North of Santa Rosa is a quaint little town called Healdsburg. It has a lovely town plaza surrounded by wine tasting shops, boutiques, nice restaurants, two dynamite bakeries, a memorable art gallery and even a tiny quilt shop called Fabrications. We lingered the longest in the Oakville Grocery, bookstore and kitchen shop!

We didn’t have a huge amount of advance notice when we booked the trip, so I was a tad concerned about finding nice accommodations. The B&B we chose was actually our third choice, as two other options were full. The Haydon Street Inn (www.haydon.com) was built in 1912 and restored with the perfect mixture of old and modern. It far exceeded our expectations. The Victorian mansion is a five-block stroll from all the action in the town square of Healdsburg. Our hosts were John, a former executive chef from Churchill Downs in Kentucky, and Keran. Can this guy cook!!! We stayed in the huge Cottage Suite.

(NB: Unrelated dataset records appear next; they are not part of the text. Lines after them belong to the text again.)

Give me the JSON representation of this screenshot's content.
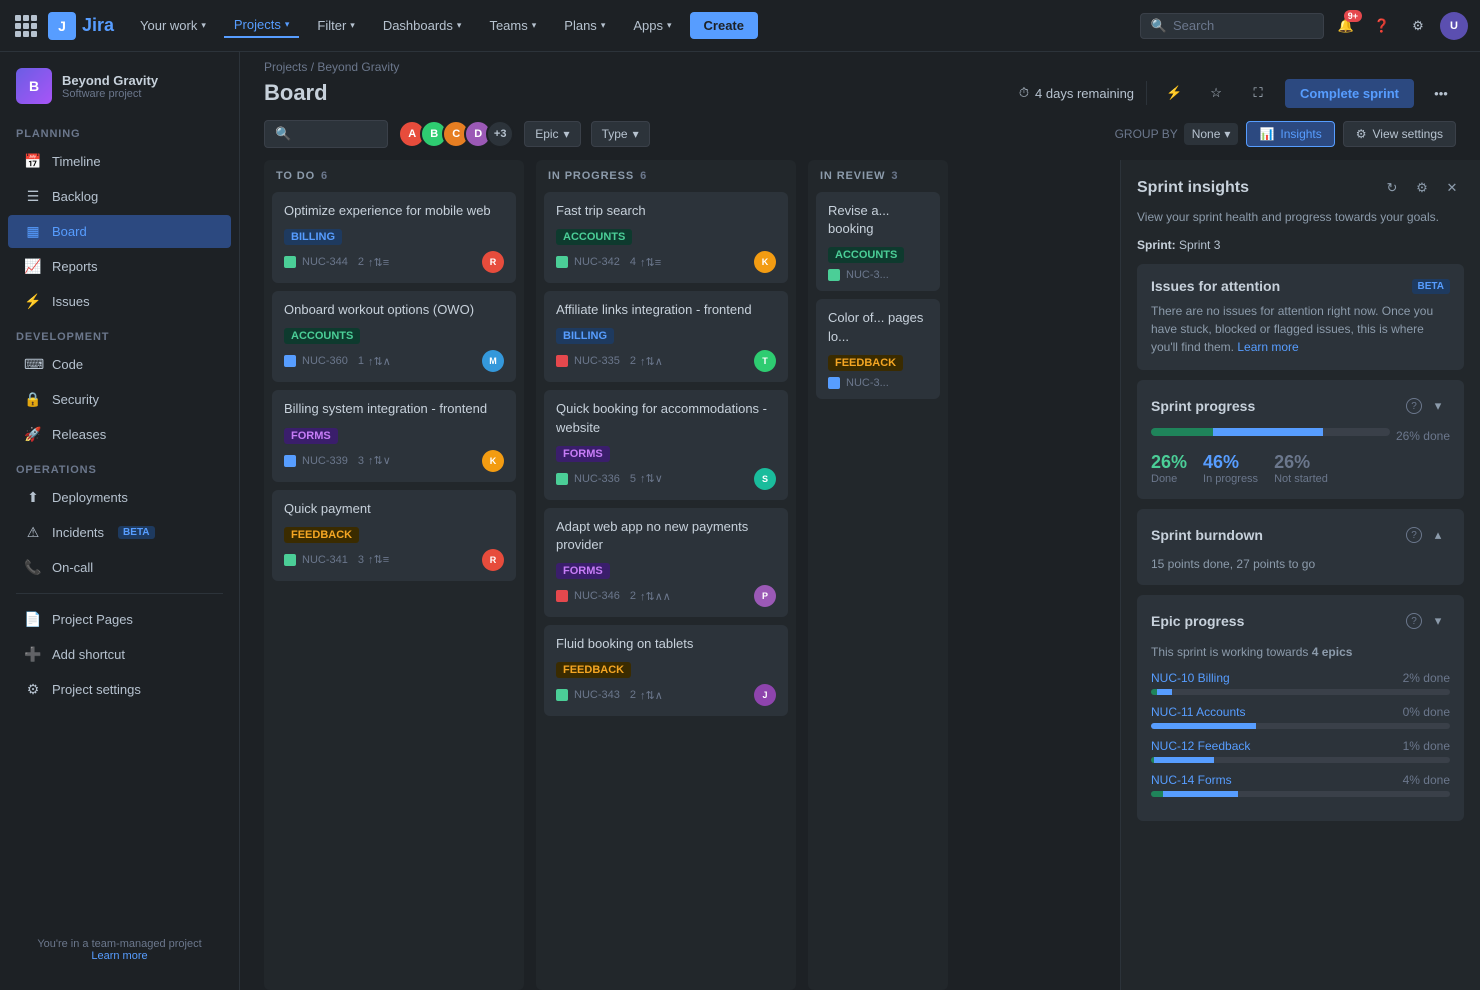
{
  "app": {
    "name": "Jira",
    "logo_text": "Jira"
  },
  "topnav": {
    "items": [
      {
        "id": "your-work",
        "label": "Your work",
        "chevron": true
      },
      {
        "id": "projects",
        "label": "Projects",
        "chevron": true,
        "active": true
      },
      {
        "id": "filter",
        "label": "Filter",
        "chevron": true
      },
      {
        "id": "dashboards",
        "label": "Dashboards",
        "chevron": true
      },
      {
        "id": "teams",
        "label": "Teams",
        "chevron": true
      },
      {
        "id": "plans",
        "label": "Plans",
        "chevron": true
      },
      {
        "id": "apps",
        "label": "Apps",
        "chevron": true
      }
    ],
    "create_label": "Create",
    "search_placeholder": "Search",
    "notif_count": "9+"
  },
  "sidebar": {
    "project_name": "Beyond Gravity",
    "project_type": "Software project",
    "project_icon_letter": "B",
    "sections": [
      {
        "label": "PLANNING",
        "items": [
          {
            "id": "timeline",
            "label": "Timeline",
            "icon": "📅"
          },
          {
            "id": "backlog",
            "label": "Backlog",
            "icon": "☰"
          },
          {
            "id": "board",
            "label": "Board",
            "icon": "▦",
            "active": true
          },
          {
            "id": "reports",
            "label": "Reports",
            "icon": "📈"
          },
          {
            "id": "issues",
            "label": "Issues",
            "icon": "⚡"
          }
        ]
      },
      {
        "label": "DEVELOPMENT",
        "items": [
          {
            "id": "code",
            "label": "Code",
            "icon": "⌨"
          },
          {
            "id": "security",
            "label": "Security",
            "icon": "🔒"
          },
          {
            "id": "releases",
            "label": "Releases",
            "icon": "🚀"
          }
        ]
      },
      {
        "label": "OPERATIONS",
        "items": [
          {
            "id": "deployments",
            "label": "Deployments",
            "icon": "⬆"
          },
          {
            "id": "incidents",
            "label": "Incidents",
            "icon": "⚠",
            "beta": true
          },
          {
            "id": "oncall",
            "label": "On-call",
            "icon": "📞"
          }
        ]
      }
    ],
    "footer_items": [
      {
        "id": "project-pages",
        "label": "Project Pages",
        "icon": "📄"
      },
      {
        "id": "add-shortcut",
        "label": "Add shortcut",
        "icon": "➕"
      },
      {
        "id": "project-settings",
        "label": "Project settings",
        "icon": "⚙"
      }
    ],
    "team_managed_text": "You're in a team-managed project",
    "learn_more": "Learn more"
  },
  "board": {
    "breadcrumb_project": "Projects",
    "breadcrumb_current": "Beyond Gravity",
    "title": "Board",
    "sprint_timer": "4 days remaining",
    "complete_sprint_label": "Complete sprint",
    "toolbar": {
      "epic_label": "Epic",
      "type_label": "Type",
      "group_by_label": "GROUP BY",
      "group_by_value": "None",
      "insights_label": "Insights",
      "view_settings_label": "View settings"
    },
    "avatars": [
      {
        "color": "#e74c3c",
        "letter": "A"
      },
      {
        "color": "#2ecc71",
        "letter": "B"
      },
      {
        "color": "#e67e22",
        "letter": "C"
      },
      {
        "color": "#9b59b6",
        "letter": "D"
      }
    ],
    "extra_avatars": "+3",
    "columns": [
      {
        "id": "todo",
        "label": "TO DO",
        "count": 6,
        "cards": [
          {
            "id": "card-1",
            "title": "Optimize experience for mobile web",
            "tag": "BILLING",
            "tag_type": "billing",
            "issue_id": "NUC-344",
            "issue_type": "story",
            "stats": "2",
            "priority": "medium",
            "avatar_color": "#e74c3c",
            "avatar_letter": "R"
          },
          {
            "id": "card-2",
            "title": "Onboard workout options (OWO)",
            "tag": "ACCOUNTS",
            "tag_type": "accounts",
            "issue_id": "NUC-360",
            "issue_type": "task",
            "stats": "1",
            "priority": "high",
            "avatar_color": "#3498db",
            "avatar_letter": "M"
          },
          {
            "id": "card-3",
            "title": "Billing system integration - frontend",
            "tag": "FORMS",
            "tag_type": "forms",
            "issue_id": "NUC-339",
            "issue_type": "task",
            "stats": "3",
            "priority": "low",
            "avatar_color": "#f39c12",
            "avatar_letter": "K"
          },
          {
            "id": "card-4",
            "title": "Quick payment",
            "tag": "FEEDBACK",
            "tag_type": "feedback",
            "issue_id": "NUC-341",
            "issue_type": "story",
            "stats": "3",
            "priority": "medium",
            "avatar_color": "#e74c3c",
            "avatar_letter": "R"
          }
        ]
      },
      {
        "id": "in-progress",
        "label": "IN PROGRESS",
        "count": 6,
        "cards": [
          {
            "id": "card-5",
            "title": "Fast trip search",
            "tag": "ACCOUNTS",
            "tag_type": "accounts",
            "issue_id": "NUC-342",
            "issue_type": "story",
            "stats": "4",
            "priority": "medium",
            "avatar_color": "#f39c12",
            "avatar_letter": "K"
          },
          {
            "id": "card-6",
            "title": "Affiliate links integration - frontend",
            "tag": "BILLING",
            "tag_type": "billing",
            "issue_id": "NUC-335",
            "issue_type": "bug",
            "stats": "2",
            "priority": "high",
            "avatar_color": "#2ecc71",
            "avatar_letter": "T"
          },
          {
            "id": "card-7",
            "title": "Quick booking for accommodations - website",
            "tag": "FORMS",
            "tag_type": "forms",
            "issue_id": "NUC-336",
            "issue_type": "story",
            "stats": "5",
            "priority": "low",
            "avatar_color": "#1abc9c",
            "avatar_letter": "S"
          },
          {
            "id": "card-8",
            "title": "Adapt web app no new payments provider",
            "tag": "FORMS",
            "tag_type": "forms",
            "issue_id": "NUC-346",
            "issue_type": "bug",
            "stats": "2",
            "priority": "high",
            "avatar_color": "#9b59b6",
            "avatar_letter": "P"
          },
          {
            "id": "card-9",
            "title": "Fluid booking on tablets",
            "tag": "FEEDBACK",
            "tag_type": "feedback",
            "issue_id": "NUC-343",
            "issue_type": "story",
            "stats": "2",
            "priority": "high",
            "avatar_color": "#8e44ad",
            "avatar_letter": "J"
          }
        ]
      }
    ],
    "in_review": {
      "label": "IN REVIEW",
      "count": 3,
      "cards": [
        {
          "title": "Revise a... booking",
          "tag": "ACCOUNTS",
          "tag_type": "accounts",
          "issue_id": "NUC-3...",
          "issue_type": "story"
        },
        {
          "title": "Color of... pages lo...",
          "tag": "FEEDBACK",
          "tag_type": "feedback",
          "issue_id": "NUC-3...",
          "issue_type": "task"
        }
      ]
    }
  },
  "sprint_insights": {
    "title": "Sprint insights",
    "desc": "View your sprint health and progress towards your goals.",
    "sprint_name": "Sprint 3",
    "issues_attention": {
      "title": "Issues for attention",
      "badge": "BETA",
      "text": "There are no issues for attention right now. Once you have stuck, blocked or flagged issues, this is where you'll find them.",
      "link_text": "Learn more"
    },
    "sprint_progress": {
      "title": "Sprint progress",
      "done_pct": 26,
      "in_progress_pct": 46,
      "not_started_pct": 26,
      "total_label": "26% done",
      "done_label": "Done",
      "done_value": "26%",
      "in_progress_label": "In progress",
      "in_progress_value": "46%",
      "not_started_label": "Not started",
      "not_started_value": "26%"
    },
    "sprint_burndown": {
      "title": "Sprint burndown",
      "text": "15 points done, 27 points to go"
    },
    "epic_progress": {
      "title": "Epic progress",
      "text": "This sprint is working towards",
      "bold_text": "4 epics",
      "epics": [
        {
          "id": "NUC-10",
          "name": "NUC-10 Billing",
          "pct_done_label": "2% done",
          "done_pct": 2,
          "inprog_pct": 5
        },
        {
          "id": "NUC-11",
          "name": "NUC-11 Accounts",
          "pct_done_label": "0% done",
          "done_pct": 0,
          "inprog_pct": 35
        },
        {
          "id": "NUC-12",
          "name": "NUC-12 Feedback",
          "pct_done_label": "1% done",
          "done_pct": 1,
          "inprog_pct": 20
        },
        {
          "id": "NUC-14",
          "name": "NUC-14 Forms",
          "pct_done_label": "4% done",
          "done_pct": 4,
          "inprog_pct": 25
        }
      ]
    }
  }
}
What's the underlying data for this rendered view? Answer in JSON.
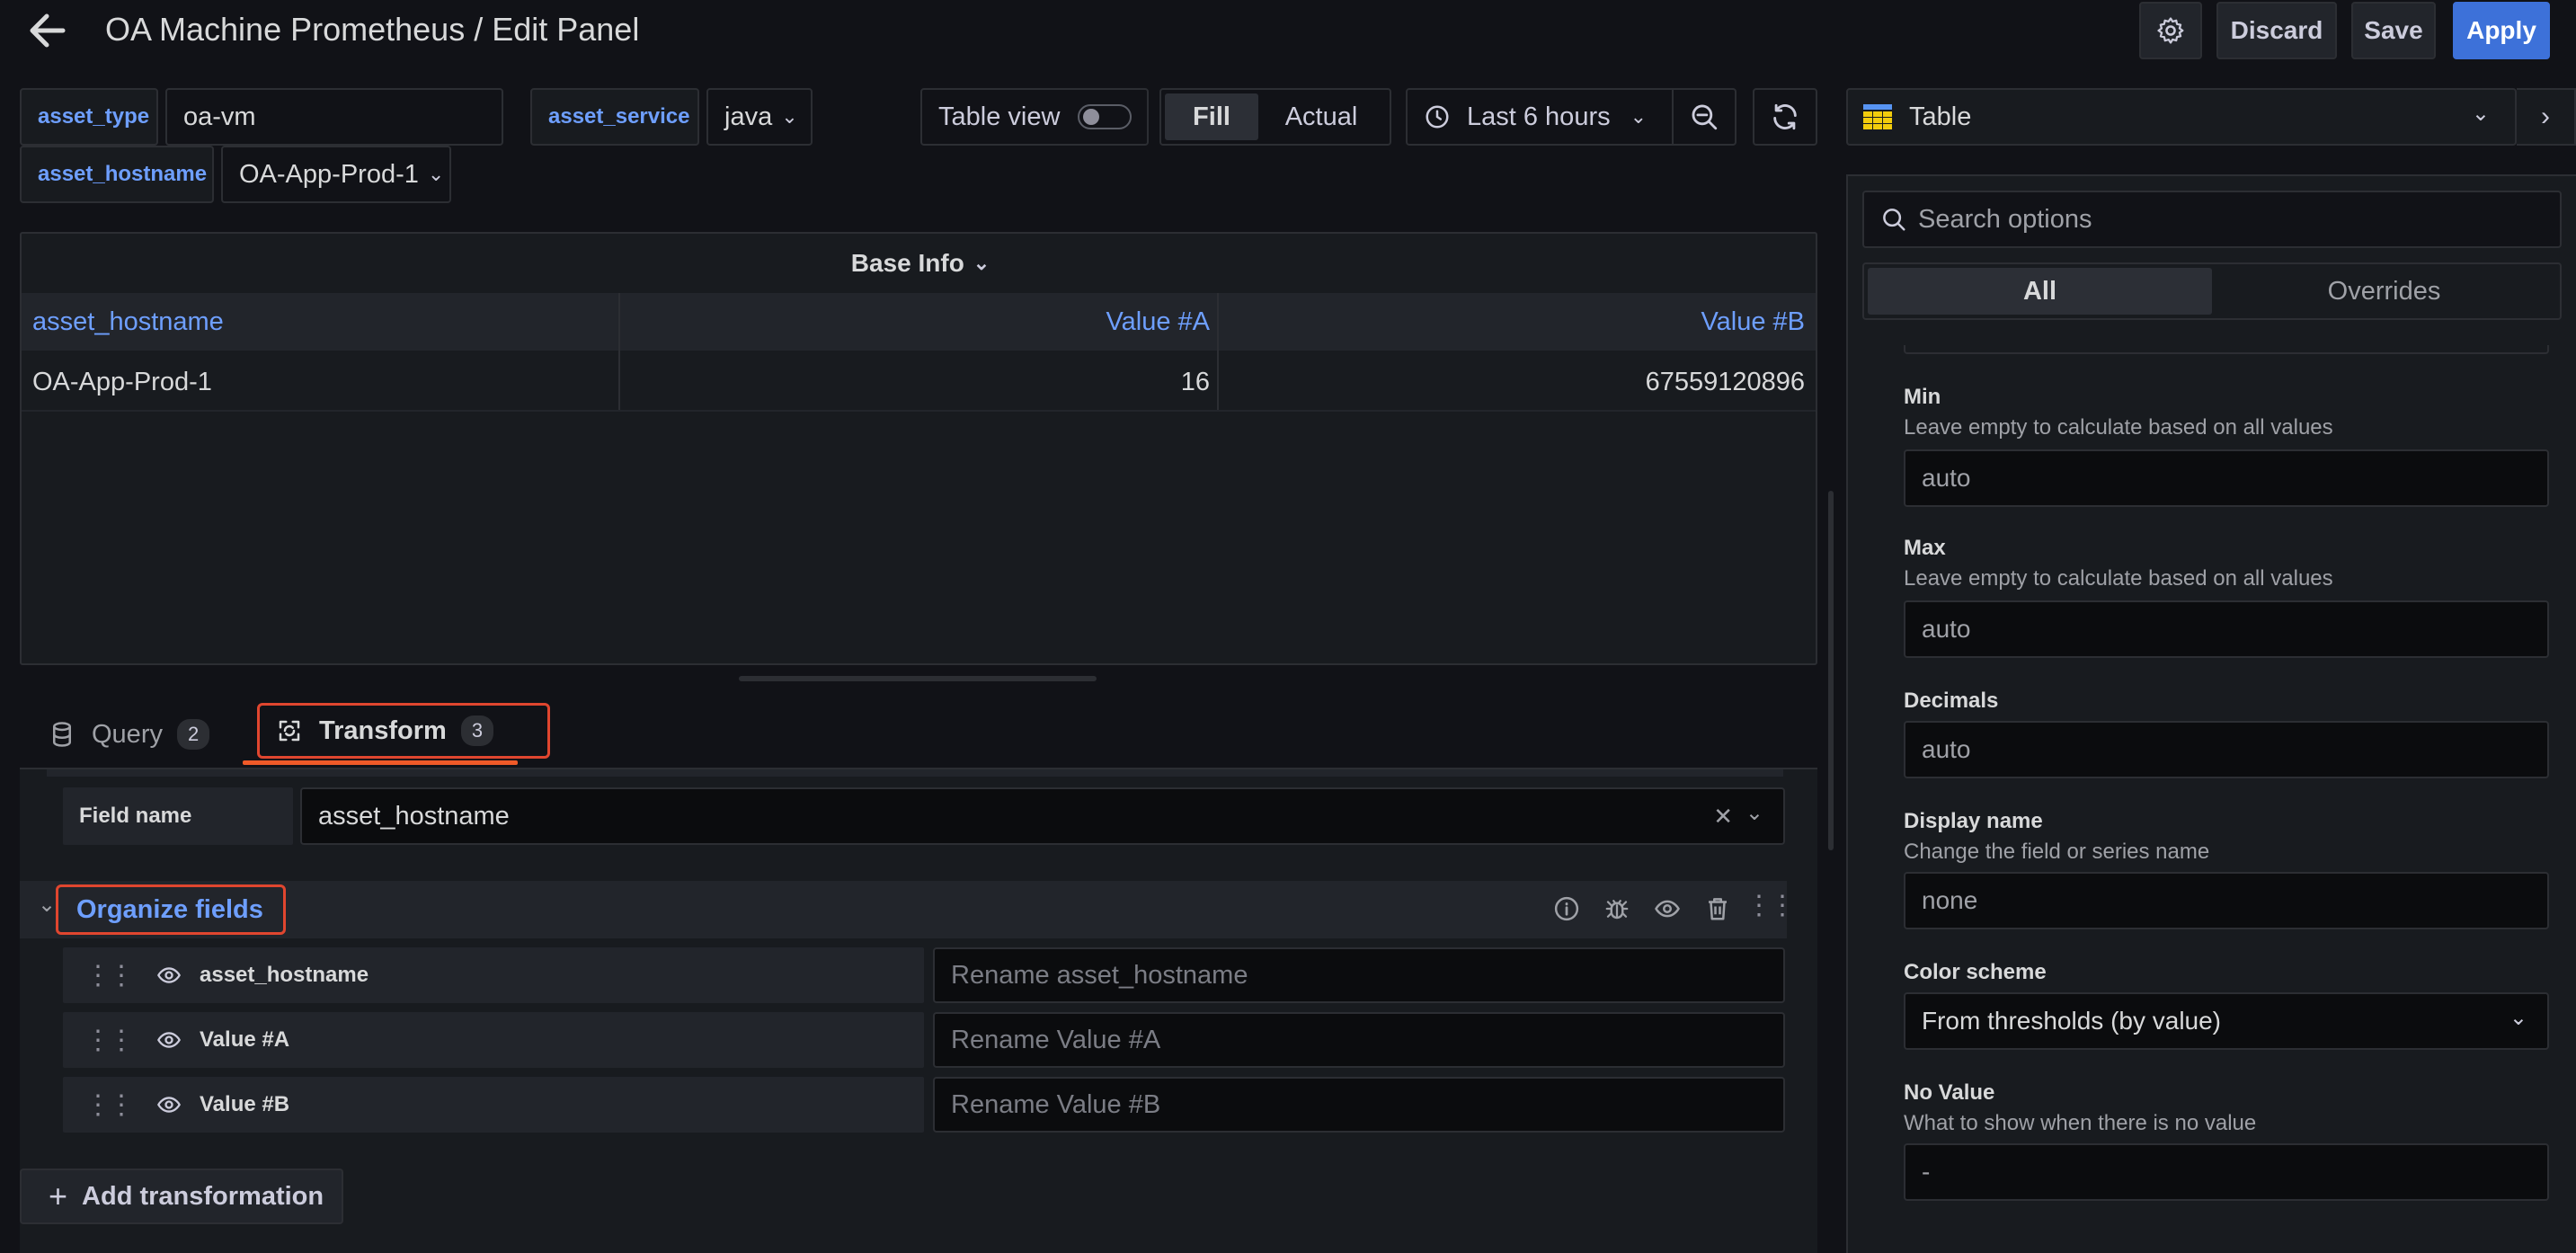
{
  "header": {
    "title": "OA Machine Prometheus / Edit Panel",
    "discard_label": "Discard",
    "save_label": "Save",
    "apply_label": "Apply"
  },
  "variables": {
    "asset_type": {
      "label": "asset_type",
      "value": "oa-vm"
    },
    "asset_service": {
      "label": "asset_service",
      "value": "java"
    },
    "asset_hostname": {
      "label": "asset_hostname",
      "value": "OA-App-Prod-1"
    }
  },
  "toolbar": {
    "table_view_label": "Table view",
    "fill_label": "Fill",
    "actual_label": "Actual",
    "time_range": "Last 6 hours"
  },
  "panel": {
    "title": "Base Info",
    "columns": [
      "asset_hostname",
      "Value #A",
      "Value #B"
    ],
    "rows": [
      [
        "OA-App-Prod-1",
        "16",
        "67559120896"
      ]
    ]
  },
  "tabs": {
    "query": {
      "label": "Query",
      "count": "2"
    },
    "transform": {
      "label": "Transform",
      "count": "3"
    }
  },
  "transform": {
    "field_name_label": "Field name",
    "field_name_value": "asset_hostname",
    "organize_title": "Organize fields",
    "fields": [
      {
        "name": "asset_hostname",
        "placeholder": "Rename asset_hostname"
      },
      {
        "name": "Value #A",
        "placeholder": "Rename Value #A"
      },
      {
        "name": "Value #B",
        "placeholder": "Rename Value #B"
      }
    ],
    "add_label": "Add transformation"
  },
  "options": {
    "viz_name": "Table",
    "search_placeholder": "Search options",
    "tab_all": "All",
    "tab_overrides": "Overrides",
    "min": {
      "label": "Min",
      "desc": "Leave empty to calculate based on all values",
      "placeholder": "auto"
    },
    "max": {
      "label": "Max",
      "desc": "Leave empty to calculate based on all values",
      "placeholder": "auto"
    },
    "decimals": {
      "label": "Decimals",
      "placeholder": "auto"
    },
    "display_name": {
      "label": "Display name",
      "desc": "Change the field or series name",
      "placeholder": "none"
    },
    "color_scheme": {
      "label": "Color scheme",
      "value": "From thresholds (by value)"
    },
    "no_value": {
      "label": "No Value",
      "desc": "What to show when there is no value",
      "placeholder": "-"
    }
  },
  "colors": {
    "accent": "#3d71d9",
    "highlight_border": "#e0462f",
    "link_blue": "#6e9fff"
  }
}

Separate from the main house, it has a claw-footed tub and modern shower and lots of lovely touches.

Every morning John cooked up an amazing three-course gourmet breakfast for guests in the main house. The cold raspberry soup, grilled grapefruit and ham/cheese omelet were my favorite. In the evening there is a reception with local wine and snacks. Did I mention that John built a pizza oven in the backyard? I know … I had to do a double-take when I saw it. You should see him hand toss that pizza dough. My favorite pizza was the pesto topped with cheese and artichokes. Are you drooling yet?

We soon learned restaurants require reservations and Keran made them all for us. We loved Willi’s Seafood & Raw Bar (small plate fare to share … loved the lobster rolls), Ravenous (teeny tiny place with amazing food/great desserts) and Zin Restaurant & Wine Bar (www.zinrestaurant.com) touts farm fresh at your table. Oh, and we also ate lunch at The Girl & the Fig (www.thegirlandthefig.com) in Sonoma after hitting a winery tour in the morning. Loved it!